Acknowledging the decision to send students in its sophomore, junior, and senior classes home had “created unwelcome tension on campus, among students, and with the college as a whole,” college president Bob Iuliano announced today that students who were not remaining on campus would receive a ten percent reduction in their tuition and that 80 percent of their housing and meal plan costs would be refunded.
Iuiliano said the college knew the decision to send students home would be unpopular, but that it was required given the occurrence of 60 positive cases of COVID-19 and 150 students in quarantine, all within the first three weeks of the semester.
“There are no words to adequately express the profound sadness we felt in witnessing our students once again depart from the Gettysburg College campus.”Gettysburg College President Bob Iuliano
“Every decision we have made has been guided by our commitment to the community’s well-being and our students’ overall educational experience. From the outset, we have stressed that we would return and remain in residence only if it were responsible to do so,” said Iuliano. “We proceeded despite the significant emotional, organizational, and financial costs precisely because it was the most responsible decision available to us. We are not, have not, and will not compromise on those foundational commitments.”

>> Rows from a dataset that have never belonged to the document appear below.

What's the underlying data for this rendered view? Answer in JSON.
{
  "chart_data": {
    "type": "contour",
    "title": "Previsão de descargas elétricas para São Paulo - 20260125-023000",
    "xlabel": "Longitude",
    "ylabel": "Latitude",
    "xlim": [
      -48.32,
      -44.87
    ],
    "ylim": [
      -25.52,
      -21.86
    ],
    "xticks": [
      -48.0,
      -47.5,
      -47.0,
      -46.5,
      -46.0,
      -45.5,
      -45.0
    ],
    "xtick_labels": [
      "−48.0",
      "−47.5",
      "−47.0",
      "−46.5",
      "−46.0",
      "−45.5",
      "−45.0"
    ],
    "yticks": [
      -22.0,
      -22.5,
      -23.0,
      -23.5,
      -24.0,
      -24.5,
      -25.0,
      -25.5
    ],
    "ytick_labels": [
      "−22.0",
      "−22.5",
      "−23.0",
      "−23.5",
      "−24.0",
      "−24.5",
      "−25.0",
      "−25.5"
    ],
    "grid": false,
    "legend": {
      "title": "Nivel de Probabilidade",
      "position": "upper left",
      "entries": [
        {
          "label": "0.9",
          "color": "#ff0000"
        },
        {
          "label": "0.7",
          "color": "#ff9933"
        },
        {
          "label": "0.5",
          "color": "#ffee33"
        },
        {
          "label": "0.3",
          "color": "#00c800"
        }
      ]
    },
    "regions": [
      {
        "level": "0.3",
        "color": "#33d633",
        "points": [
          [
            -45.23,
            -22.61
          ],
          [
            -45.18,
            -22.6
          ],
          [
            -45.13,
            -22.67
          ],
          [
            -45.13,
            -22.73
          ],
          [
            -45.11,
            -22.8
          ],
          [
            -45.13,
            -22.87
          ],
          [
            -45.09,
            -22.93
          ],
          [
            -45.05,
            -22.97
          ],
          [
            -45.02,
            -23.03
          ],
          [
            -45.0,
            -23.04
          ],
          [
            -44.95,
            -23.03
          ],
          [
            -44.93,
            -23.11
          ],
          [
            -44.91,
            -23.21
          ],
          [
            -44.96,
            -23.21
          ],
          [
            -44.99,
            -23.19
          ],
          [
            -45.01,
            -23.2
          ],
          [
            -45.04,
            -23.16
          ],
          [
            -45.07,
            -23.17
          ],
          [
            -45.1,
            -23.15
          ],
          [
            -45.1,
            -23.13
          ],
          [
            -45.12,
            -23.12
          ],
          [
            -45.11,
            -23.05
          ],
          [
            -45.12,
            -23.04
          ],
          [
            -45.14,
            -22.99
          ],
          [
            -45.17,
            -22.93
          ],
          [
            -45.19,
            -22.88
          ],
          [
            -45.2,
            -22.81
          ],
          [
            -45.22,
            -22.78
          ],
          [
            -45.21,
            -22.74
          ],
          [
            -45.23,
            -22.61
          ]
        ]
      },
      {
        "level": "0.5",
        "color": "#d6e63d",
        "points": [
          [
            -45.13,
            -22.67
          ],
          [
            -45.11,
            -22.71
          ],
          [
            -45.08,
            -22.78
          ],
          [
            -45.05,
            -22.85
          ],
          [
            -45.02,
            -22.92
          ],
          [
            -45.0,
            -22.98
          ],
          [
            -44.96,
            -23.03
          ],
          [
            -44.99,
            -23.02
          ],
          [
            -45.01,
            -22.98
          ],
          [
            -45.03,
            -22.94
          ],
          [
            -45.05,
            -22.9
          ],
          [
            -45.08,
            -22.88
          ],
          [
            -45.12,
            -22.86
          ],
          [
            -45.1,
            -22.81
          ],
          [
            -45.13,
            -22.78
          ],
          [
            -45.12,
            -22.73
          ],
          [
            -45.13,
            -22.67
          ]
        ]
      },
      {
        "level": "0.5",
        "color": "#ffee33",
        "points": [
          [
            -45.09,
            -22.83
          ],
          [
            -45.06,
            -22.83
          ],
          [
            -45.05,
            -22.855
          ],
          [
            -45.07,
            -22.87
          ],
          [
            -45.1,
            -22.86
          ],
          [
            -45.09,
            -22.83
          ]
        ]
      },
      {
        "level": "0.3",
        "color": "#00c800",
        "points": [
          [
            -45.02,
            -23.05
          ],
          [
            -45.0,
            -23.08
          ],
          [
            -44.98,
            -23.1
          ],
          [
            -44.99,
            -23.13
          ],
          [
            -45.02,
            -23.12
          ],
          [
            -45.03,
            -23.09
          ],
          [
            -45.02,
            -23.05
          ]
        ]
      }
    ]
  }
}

“Simply put, we know how disappointing this is—and we are truly sorry for the need to reduce our in-residence student population this fall,” said Iuliano.
Iuliano said the process of sending students home was done safely in consultation with public health experts. “Every student has tested negative once—some twice—in the 10 days before they departed campus,” said Iuliano. “Students who are in quarantine because of a close contact with someone who has COVID-19 will complete their required time in isolation before leaving. “
Iuliano said the decision to retain the first-year cohort only was made on the basis of academics: “First-year students, especially in the fall, share a number of common courses, including our First-Year Seminar program. Even more meaningful was the nature of the transition from high school to college, when workload and expectations increase substantially. Having first-year students on campus, with the direct ability to engage with our faculty and other on-campus resources, promises to give them the tools to navigate this transition to college successfully. While our upper-class students would also materially benefit from being on campus, they have had a fuller opportunity to acquire the necessary skills to navigate college, including through remote learning,” said Iuliano.
Iuliano also announced online “listening sessions” to be held in the coming weeks in which students are invited to express their thoughts and concerns.